What’s Missing From Biotech Graduate Education? With Free Course, RA Capital Attempts to Fill the Gaps

By Jessica Sagers

As a PhD student in the life sciences at Harvard, I attended almost every career seminar that came through my inbox. I had no idea what I wanted to do after finishing my research doctorate, but I was certain that it wasn’t more cell culture.

The walls of my academic bubble were so thick that even as a budding cell biologist, I’d managed to hear almost nothing about Boston’s booming biotech industry. “Going into industry” was regarded as an “alternative career,” to the point where it sounded like taking a job outside of academia was tantamount to abandoning science. Besides, all my training had been in basic science.
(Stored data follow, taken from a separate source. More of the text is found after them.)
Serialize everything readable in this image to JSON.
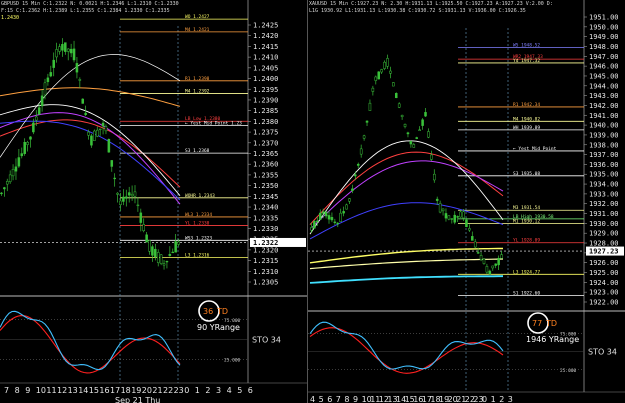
{
  "left": {
    "symbol_line": "GBPUSD 15 Min C:1.2322 N: 0.0021 H:1.2346 L:1.2310 C:1.2330",
    "sub_line": "F:15 C:1.2362 H:1.2389 L:1.2355 C:1.2384 1.2330 C:1.2335",
    "corner_value": "1.2430",
    "price_ticks": [
      "1.2425",
      "1.2420",
      "1.2415",
      "1.2410",
      "1.2405",
      "1.2400",
      "1.2395",
      "1.2390",
      "1.2385",
      "1.2380",
      "1.2375",
      "1.2370",
      "1.2365",
      "1.2360",
      "1.2355",
      "1.2350",
      "1.2345",
      "1.2340",
      "1.2335",
      "1.2330",
      "1.2325",
      "1.2320",
      "1.2315",
      "1.2310",
      "1.2305"
    ],
    "current_price": "1.2322",
    "levels": [
      {
        "label": "WO 1.2427",
        "price": 1.2427,
        "color": "#ffff66"
      },
      {
        "label": "M4 1.2421",
        "price": 1.2421,
        "color": "#ffa040"
      },
      {
        "label": "R1 1.2398",
        "price": 1.2398,
        "color": "#ffa040"
      },
      {
        "label": "M4 1.2392",
        "price": 1.2392,
        "color": "#ffff99"
      },
      {
        "label": "LB Low 1.2380",
        "price": 1.2379,
        "color": "#ff4040"
      },
      {
        "label": "← Yest Mid Point 1.23",
        "price": 1.2377,
        "color": "#ffffff"
      },
      {
        "label": "S3 1.2368",
        "price": 1.2364,
        "color": "#ffffff"
      },
      {
        "label": "WOHR 1.2343",
        "price": 1.2343,
        "color": "#ffff99"
      },
      {
        "label": "WL3 1.2334",
        "price": 1.2334,
        "color": "#ffa040"
      },
      {
        "label": "YL 1.2330",
        "price": 1.233,
        "color": "#ff4040"
      },
      {
        "label": "WS3 1.2323",
        "price": 1.2323,
        "color": "#ffffff"
      },
      {
        "label": "L3 1.2316",
        "price": 1.2315,
        "color": "#ffff66"
      }
    ],
    "td_value": "36",
    "td_label": "TD",
    "yrange": "90 YRange",
    "osc_levels": [
      "75.000",
      "25.000"
    ],
    "sto_label": "STO  34",
    "time_labels": [
      "7",
      "8",
      "9",
      "10",
      "11",
      "12",
      "13",
      "14",
      "15",
      "16",
      "17",
      "18",
      "19",
      "20",
      "21",
      "22",
      "23",
      "0",
      "1",
      "2",
      "3",
      "4",
      "5",
      "6"
    ],
    "date_label": "Sep 21 Thu"
  },
  "right": {
    "symbol_line": "XAUUSD 15 Min C:1927.23 N: 2.30 H:1931.13 L:1925.50 C:1927.23 A:1927.23 V:2.00 D:",
    "sub_line": "L1G 1930.92 L1:1931.13 L:1930.38 C:1930.72 S:1931.13 V:1936.00 C:1926.35",
    "price_ticks": [
      "1951.00",
      "1950.00",
      "1949.00",
      "1948.00",
      "1947.00",
      "1946.00",
      "1945.00",
      "1944.00",
      "1943.00",
      "1942.00",
      "1941.00",
      "1940.00",
      "1939.00",
      "1938.00",
      "1937.00",
      "1936.00",
      "1935.00",
      "1934.00",
      "1933.00",
      "1932.00",
      "1931.00",
      "1930.00",
      "1929.00",
      "1928.00",
      "1927.00",
      "1926.00",
      "1925.00",
      "1924.00",
      "1923.00",
      "1922.00"
    ],
    "current_price": "1927.23",
    "levels": [
      {
        "label": "W5 1948.52",
        "price": 1948.5,
        "color": "#8080ff"
      },
      {
        "label": "WR2 1947.33",
        "price": 1947.3,
        "color": "#ff4040"
      },
      {
        "label": "Yd 1947.32",
        "price": 1946.9,
        "color": "#ffff99"
      },
      {
        "label": "R1 1942.34",
        "price": 1942.3,
        "color": "#ffa040"
      },
      {
        "label": "M4 1940.82",
        "price": 1940.8,
        "color": "#ffff99"
      },
      {
        "label": "WH 1939.89",
        "price": 1939.9,
        "color": "#ffffff"
      },
      {
        "label": "← Yest Mid Point",
        "price": 1937.7,
        "color": "#ffffff"
      },
      {
        "label": "S3 1935.08",
        "price": 1935.1,
        "color": "#ffffff"
      },
      {
        "label": "M3 1931.54",
        "price": 1931.5,
        "color": "#ffff99"
      },
      {
        "label": "LB High 1930.58",
        "price": 1930.6,
        "color": "#80ff80"
      },
      {
        "label": "M1 1930.12",
        "price": 1930.1,
        "color": "#ffff99"
      },
      {
        "label": "YL 1928.09",
        "price": 1928.1,
        "color": "#ff4040"
      },
      {
        "label": "L3 1924.77",
        "price": 1924.8,
        "color": "#ffff66"
      },
      {
        "label": "S1 1922.60",
        "price": 1922.6,
        "color": "#ffffff"
      }
    ],
    "td_value": "77",
    "td_label": "TD",
    "yrange": "1946 YRange",
    "osc_levels": [
      "75.000",
      "25.000"
    ],
    "sto_label": "STO  34",
    "time_labels": [
      "4",
      "5",
      "6",
      "7",
      "8",
      "9",
      "10",
      "11",
      "12",
      "13",
      "14",
      "15",
      "16",
      "17",
      "18",
      "19",
      "20",
      "21",
      "22",
      "23",
      "0",
      "1",
      "2",
      "3"
    ],
    "date_label": "Sep 21 Thu"
  }
}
The coursework I’d excelled in, from neurobiology to biophysics, did not equip me to translate what I’d learned to the business world.

During my final PhD year, curiosity about the biotech sector drove me to accept an internship at RA Capital Management, a life science-focused investment firm in Boston. Dr. Peter Kolchinsky (Harvard Program in Virology, ’01), Founder and Managing Partner of RA Capital, brought me and a group of fellow PhD students on board to help achieve his vision of providing more pragmatic, focused training to scientists and professionals interested in working in biotechnology. Together, we designed a short, advanced course on the business of biotech designed to fit the practical needs of late-stage graduate students and early-career professionals.